Sytuacja na rynku mieszkaniowym nie jest najlepsza – i nie chodzi już nawet o rosnące ceny nieruchomości, które pozbawiają wielu Polaków możliwości zakupu własnego mieszkania (zwłaszcza jeśli nie kwalifikują się do programu Bezpieczny Kredyt lub nie byli w stanie znaleźć nieruchomości do kupna od momentu trwania programu). Z danych GUS wynika bowiem, że buduje się coraz mniej mieszkań, zajmuje to coraz dłużej, a w dodatku lokale są coraz mniejsze.
Buduje się mniej mieszkań. I mniej jest oddawanych do użytku
Z raportu GUS „Budownictwo w 1-3 kwartale 2023 r.” wynika, że sytuacja na rynku mieszkaniowym staje się coraz trudniejsza – i to z kilku powodów.
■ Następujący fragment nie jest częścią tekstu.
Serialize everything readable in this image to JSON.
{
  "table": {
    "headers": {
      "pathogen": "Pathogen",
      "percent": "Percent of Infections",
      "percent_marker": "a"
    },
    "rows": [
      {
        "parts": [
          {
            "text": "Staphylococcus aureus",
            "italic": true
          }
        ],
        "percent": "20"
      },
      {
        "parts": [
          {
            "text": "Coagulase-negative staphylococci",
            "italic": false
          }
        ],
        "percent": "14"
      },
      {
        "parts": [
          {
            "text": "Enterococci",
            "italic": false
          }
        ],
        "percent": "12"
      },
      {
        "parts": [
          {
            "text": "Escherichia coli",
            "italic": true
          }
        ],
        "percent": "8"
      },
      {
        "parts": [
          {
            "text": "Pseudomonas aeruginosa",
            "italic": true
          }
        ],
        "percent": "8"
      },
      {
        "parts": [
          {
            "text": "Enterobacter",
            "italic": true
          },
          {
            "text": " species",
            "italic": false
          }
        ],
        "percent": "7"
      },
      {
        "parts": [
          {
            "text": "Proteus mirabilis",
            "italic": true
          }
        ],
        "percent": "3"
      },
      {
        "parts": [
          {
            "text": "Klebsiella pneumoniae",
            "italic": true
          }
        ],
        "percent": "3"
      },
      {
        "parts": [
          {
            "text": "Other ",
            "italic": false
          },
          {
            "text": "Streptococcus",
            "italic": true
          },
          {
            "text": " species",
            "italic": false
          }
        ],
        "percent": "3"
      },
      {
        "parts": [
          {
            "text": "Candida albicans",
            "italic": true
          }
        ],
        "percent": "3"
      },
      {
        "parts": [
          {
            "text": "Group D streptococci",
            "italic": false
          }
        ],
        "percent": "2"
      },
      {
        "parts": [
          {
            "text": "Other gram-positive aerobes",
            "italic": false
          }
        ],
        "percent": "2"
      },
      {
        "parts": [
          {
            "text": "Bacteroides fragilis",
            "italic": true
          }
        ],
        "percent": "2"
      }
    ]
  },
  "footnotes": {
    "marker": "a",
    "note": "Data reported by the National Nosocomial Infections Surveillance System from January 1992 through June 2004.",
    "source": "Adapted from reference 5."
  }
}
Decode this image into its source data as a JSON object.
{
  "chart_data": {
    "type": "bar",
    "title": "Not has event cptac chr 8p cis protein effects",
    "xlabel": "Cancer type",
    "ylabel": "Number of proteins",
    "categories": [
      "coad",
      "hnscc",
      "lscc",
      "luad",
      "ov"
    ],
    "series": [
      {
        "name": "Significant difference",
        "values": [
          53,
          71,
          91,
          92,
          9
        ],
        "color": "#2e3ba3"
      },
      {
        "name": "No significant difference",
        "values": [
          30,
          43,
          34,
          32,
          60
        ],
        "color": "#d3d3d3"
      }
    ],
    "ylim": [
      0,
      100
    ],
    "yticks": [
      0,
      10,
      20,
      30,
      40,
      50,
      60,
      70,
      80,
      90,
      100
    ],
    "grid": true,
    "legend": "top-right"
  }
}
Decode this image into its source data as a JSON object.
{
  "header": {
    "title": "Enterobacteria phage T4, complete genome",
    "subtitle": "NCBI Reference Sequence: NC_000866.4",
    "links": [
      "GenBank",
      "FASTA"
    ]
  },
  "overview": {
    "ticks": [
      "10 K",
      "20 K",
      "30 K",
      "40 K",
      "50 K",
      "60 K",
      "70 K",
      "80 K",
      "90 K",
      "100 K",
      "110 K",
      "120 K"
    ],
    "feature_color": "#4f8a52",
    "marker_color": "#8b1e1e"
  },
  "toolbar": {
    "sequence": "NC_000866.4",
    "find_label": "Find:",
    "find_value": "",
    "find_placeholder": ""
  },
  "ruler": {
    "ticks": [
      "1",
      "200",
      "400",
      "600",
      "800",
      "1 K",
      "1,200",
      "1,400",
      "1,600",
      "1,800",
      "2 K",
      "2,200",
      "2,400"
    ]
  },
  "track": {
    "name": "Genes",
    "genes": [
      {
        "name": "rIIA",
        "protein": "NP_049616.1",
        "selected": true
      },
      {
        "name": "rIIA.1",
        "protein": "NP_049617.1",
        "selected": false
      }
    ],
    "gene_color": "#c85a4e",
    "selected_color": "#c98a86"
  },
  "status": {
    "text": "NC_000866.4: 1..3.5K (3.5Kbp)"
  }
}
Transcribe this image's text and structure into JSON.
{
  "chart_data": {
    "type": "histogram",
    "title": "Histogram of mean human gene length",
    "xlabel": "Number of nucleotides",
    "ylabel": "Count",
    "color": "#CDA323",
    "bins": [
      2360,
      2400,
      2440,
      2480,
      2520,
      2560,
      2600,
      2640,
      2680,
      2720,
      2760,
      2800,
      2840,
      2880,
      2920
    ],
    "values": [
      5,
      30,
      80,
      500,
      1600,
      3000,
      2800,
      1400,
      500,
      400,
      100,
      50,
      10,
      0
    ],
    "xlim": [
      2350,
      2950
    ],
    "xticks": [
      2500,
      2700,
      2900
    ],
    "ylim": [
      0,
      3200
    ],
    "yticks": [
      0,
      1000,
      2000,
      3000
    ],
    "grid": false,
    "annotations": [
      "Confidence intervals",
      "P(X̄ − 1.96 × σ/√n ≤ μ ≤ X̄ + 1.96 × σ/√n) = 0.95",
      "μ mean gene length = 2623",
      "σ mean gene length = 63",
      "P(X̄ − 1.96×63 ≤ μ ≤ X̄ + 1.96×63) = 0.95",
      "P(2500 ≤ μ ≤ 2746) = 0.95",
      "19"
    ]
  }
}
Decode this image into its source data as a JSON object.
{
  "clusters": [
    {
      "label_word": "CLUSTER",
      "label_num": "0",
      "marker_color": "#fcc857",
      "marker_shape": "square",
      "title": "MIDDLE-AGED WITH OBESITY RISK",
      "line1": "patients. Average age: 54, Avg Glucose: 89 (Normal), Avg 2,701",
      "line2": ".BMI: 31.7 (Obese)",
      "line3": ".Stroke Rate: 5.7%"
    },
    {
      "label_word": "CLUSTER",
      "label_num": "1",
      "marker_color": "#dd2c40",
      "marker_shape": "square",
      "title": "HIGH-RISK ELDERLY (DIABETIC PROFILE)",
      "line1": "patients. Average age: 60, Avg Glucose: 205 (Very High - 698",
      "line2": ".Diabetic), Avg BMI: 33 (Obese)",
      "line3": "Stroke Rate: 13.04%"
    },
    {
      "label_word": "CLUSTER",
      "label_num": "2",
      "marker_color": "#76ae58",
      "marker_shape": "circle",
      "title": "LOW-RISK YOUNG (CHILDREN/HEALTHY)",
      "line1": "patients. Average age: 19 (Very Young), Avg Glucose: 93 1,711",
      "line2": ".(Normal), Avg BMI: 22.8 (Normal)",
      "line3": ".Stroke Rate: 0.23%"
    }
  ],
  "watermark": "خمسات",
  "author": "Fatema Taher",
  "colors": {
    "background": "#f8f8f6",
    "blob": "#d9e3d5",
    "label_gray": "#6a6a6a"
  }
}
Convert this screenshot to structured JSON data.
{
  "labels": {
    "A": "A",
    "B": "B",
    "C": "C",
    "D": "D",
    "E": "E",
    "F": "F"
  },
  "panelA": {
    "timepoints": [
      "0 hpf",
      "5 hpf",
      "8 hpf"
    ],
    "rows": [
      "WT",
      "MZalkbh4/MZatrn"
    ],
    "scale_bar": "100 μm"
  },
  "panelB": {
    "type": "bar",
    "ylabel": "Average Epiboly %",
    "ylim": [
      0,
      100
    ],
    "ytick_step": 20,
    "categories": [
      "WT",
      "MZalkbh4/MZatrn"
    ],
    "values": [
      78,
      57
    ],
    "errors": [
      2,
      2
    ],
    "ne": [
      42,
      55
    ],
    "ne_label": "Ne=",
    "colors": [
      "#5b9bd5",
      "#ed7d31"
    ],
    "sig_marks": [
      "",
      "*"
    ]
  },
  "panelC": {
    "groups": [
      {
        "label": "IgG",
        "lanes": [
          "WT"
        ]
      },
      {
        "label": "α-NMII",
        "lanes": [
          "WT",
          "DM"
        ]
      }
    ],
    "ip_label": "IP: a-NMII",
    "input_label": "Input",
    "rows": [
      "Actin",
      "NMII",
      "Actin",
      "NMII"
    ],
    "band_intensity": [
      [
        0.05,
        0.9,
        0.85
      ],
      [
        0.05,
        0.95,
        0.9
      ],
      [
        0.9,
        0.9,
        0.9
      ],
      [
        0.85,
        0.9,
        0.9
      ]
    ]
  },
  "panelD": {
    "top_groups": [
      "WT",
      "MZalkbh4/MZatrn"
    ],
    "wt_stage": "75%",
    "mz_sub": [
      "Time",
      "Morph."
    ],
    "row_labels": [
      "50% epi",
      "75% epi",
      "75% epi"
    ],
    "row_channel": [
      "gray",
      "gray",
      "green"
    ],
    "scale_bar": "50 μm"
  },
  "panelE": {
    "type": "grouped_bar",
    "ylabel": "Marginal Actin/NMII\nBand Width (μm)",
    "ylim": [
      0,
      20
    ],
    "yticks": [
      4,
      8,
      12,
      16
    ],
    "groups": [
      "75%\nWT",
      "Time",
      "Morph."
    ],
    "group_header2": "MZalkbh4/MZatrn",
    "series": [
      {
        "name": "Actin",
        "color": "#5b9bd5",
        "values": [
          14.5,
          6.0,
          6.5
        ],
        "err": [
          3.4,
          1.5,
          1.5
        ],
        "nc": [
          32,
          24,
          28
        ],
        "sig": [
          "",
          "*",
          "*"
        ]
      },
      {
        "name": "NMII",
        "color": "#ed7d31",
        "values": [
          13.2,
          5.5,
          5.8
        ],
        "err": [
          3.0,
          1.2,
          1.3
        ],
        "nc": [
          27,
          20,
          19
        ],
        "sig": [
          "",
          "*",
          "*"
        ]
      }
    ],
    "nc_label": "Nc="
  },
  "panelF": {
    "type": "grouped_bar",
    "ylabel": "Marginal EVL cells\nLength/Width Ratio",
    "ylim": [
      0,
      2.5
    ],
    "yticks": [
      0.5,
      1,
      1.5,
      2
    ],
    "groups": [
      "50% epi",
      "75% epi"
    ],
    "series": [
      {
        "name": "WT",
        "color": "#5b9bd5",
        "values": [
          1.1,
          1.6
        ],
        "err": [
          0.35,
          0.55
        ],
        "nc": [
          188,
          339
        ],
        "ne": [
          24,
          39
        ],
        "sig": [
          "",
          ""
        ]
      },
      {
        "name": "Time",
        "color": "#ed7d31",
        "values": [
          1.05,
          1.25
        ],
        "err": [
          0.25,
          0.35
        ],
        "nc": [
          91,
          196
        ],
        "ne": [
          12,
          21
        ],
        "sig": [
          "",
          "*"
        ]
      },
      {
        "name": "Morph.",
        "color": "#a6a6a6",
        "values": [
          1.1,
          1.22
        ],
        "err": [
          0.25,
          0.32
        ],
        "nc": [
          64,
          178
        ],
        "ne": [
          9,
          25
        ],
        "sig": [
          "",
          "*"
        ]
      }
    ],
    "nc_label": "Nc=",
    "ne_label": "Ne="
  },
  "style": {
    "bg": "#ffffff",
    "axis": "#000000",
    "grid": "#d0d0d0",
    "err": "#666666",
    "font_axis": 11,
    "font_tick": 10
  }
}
Po pierwsze, nie poprawiła się podaż mieszkań (przynajmniej jeśli chodzi o lokale oddane do użytku). W okresie od I do III kwartału oddano do użytku 161,2 tys. mieszkań; w teorii sporo, w praktyce – o 5,9 tys. mieszkań mniej niż w analogicznym okresie poprzedniego roku. Co więcej, sytuacja nie ulegnie raczej znaczącej poprawie, ponieważ przez pierwsze trzy kwartały roku rozpoczęto budowę 138,9 tys. mieszkań, czyli aż o 25,9 tys. mniej (15,7 proc.) niż rok wcześniej. Oczywiście należy mieć na uwadze fakt, że uwzględniane są również lokale na użytek indywidualny czy lokale komunalne, jednak trend jest wyraźny – buduje się coraz mniej mieszkań. Dodatkowo warto też mieć świadomość, że przeciętny czas trwania budowy nowego budynku mieszkalnego stale rośnie – i przez pierwsze trzy kwartały wzrósł do niemal 44 miesięcy. Pocieszające może być jedynie to, że przeciętny czas budowy budynku wielorodzinnego jest znacznie krótszy i wynosi 24,8 miesiąca. Nadal jednak są to ponad dwa lata, a często inwestycje deweloperskie są ostatecznie i tak oddawane z opóźnieniem.
Lokale mieszkalne stają się coraz mniejsze
To jednak nie wszystko. Okazuje się też, że budowane lokale mieszkalne są coraz mniejsze. Przeciętna powierzchnia użytkowa mieszkań spadła do 51,8 mkw. Niestety nie powinno to specjalnie zaskakiwać – budowanie takich lokali jest dla deweloperów znacznie korzystniejsze. Po pierwsze, w jednym budynku mieszkalnym zmieści się po prostu więcej mieszkań – a co do zasady im mniejszy metraż, tym większa cena za metr kwadratowy. Po drugie, króluje popyt właśnie na mniejsze nieruchomości; wielu Polaków nie stać na zakup znacznie większego mieszkania. Dużym zainteresowaniem cieszą się zresztą jeszcze mniejsze lokale o powierzchni do 45 mkw. Wreszcie po trzecie, wielu Polaków – choćby ze względu na niską zdolność kredytową i niewielkie oszczędności – po prostu nie stać na zakup większego mieszkania. I deweloperzy o tym doskonale wiedzą. Można się zatem spodziewać, że trend budowania mniejszych mieszkań utrzyma się – i niewykluczone nawet, że przeciętna powierzchnia użytkowa nadal będzie spadać.